You may also wish to look at the exam regulations see link file:/C:/Users/user%20name/Downloads/ICE%2019-20.pdf. Did the school contact the exam board when your dc left the first exam early and what advice was given?

cckm · 27/11/2019 10:17

@catndogslife paper 1: started, but left for hospital half way. The school did provide exam board with the medical emergency reports and Request for special consideration to not include that paper - this was accepted. Things would have just been calculated off paper 2, but AGA said they had lost it.

paper 2: AGA said they could not apply the special considerations for paper 2 - which was sat in full - because AGA had lost the paper. they marked Chemistry as a X and they have not responded to the schools investigation.

The only reason we knew that the second paper was lost and not used was because the 1st paper was disregarded for medical emergency so AGA had to inform the school.

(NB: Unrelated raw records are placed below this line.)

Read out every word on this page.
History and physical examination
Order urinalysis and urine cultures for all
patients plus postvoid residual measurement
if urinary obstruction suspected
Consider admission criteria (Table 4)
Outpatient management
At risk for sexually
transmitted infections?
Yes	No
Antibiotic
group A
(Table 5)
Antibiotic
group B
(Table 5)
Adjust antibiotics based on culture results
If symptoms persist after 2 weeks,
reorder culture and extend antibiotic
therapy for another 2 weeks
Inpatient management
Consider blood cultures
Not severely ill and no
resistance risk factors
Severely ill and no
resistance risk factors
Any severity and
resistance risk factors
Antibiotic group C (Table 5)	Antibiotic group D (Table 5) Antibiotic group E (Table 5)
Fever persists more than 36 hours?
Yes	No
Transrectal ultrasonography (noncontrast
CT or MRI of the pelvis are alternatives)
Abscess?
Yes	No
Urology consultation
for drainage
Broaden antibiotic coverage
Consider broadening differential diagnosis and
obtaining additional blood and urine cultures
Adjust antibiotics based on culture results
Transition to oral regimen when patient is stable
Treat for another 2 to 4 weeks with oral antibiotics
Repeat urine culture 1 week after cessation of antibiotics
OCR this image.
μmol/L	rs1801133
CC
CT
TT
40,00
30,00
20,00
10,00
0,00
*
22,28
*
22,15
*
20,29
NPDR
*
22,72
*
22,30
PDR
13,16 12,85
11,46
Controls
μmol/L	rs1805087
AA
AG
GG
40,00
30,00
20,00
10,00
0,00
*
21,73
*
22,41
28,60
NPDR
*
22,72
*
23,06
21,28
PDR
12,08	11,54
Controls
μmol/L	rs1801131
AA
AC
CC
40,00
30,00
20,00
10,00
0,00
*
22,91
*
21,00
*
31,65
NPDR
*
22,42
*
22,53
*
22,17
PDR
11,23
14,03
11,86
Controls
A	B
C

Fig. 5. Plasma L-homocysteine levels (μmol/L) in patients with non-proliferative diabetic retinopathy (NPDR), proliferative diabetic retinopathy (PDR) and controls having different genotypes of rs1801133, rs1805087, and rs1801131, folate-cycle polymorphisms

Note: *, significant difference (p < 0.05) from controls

if the exam board had just lost one of the papers it seems they wouldn't even have told the school/us and they would have just graded off any papers they had without notifying us of the loss. if this is how they operate, it is totally unacceptable and so many kids getting lower grades than expected are left unaware that it might actually be because the exam board lost one or all of their papers; rather than the child's actual performance.

catndogslife · 27/11/2019 16:38

I think the problem is that your dcs case doesn't fit AQAs policy.
I would suggest that you appeal. The link is here www.gov.uk/appeal-exam-result.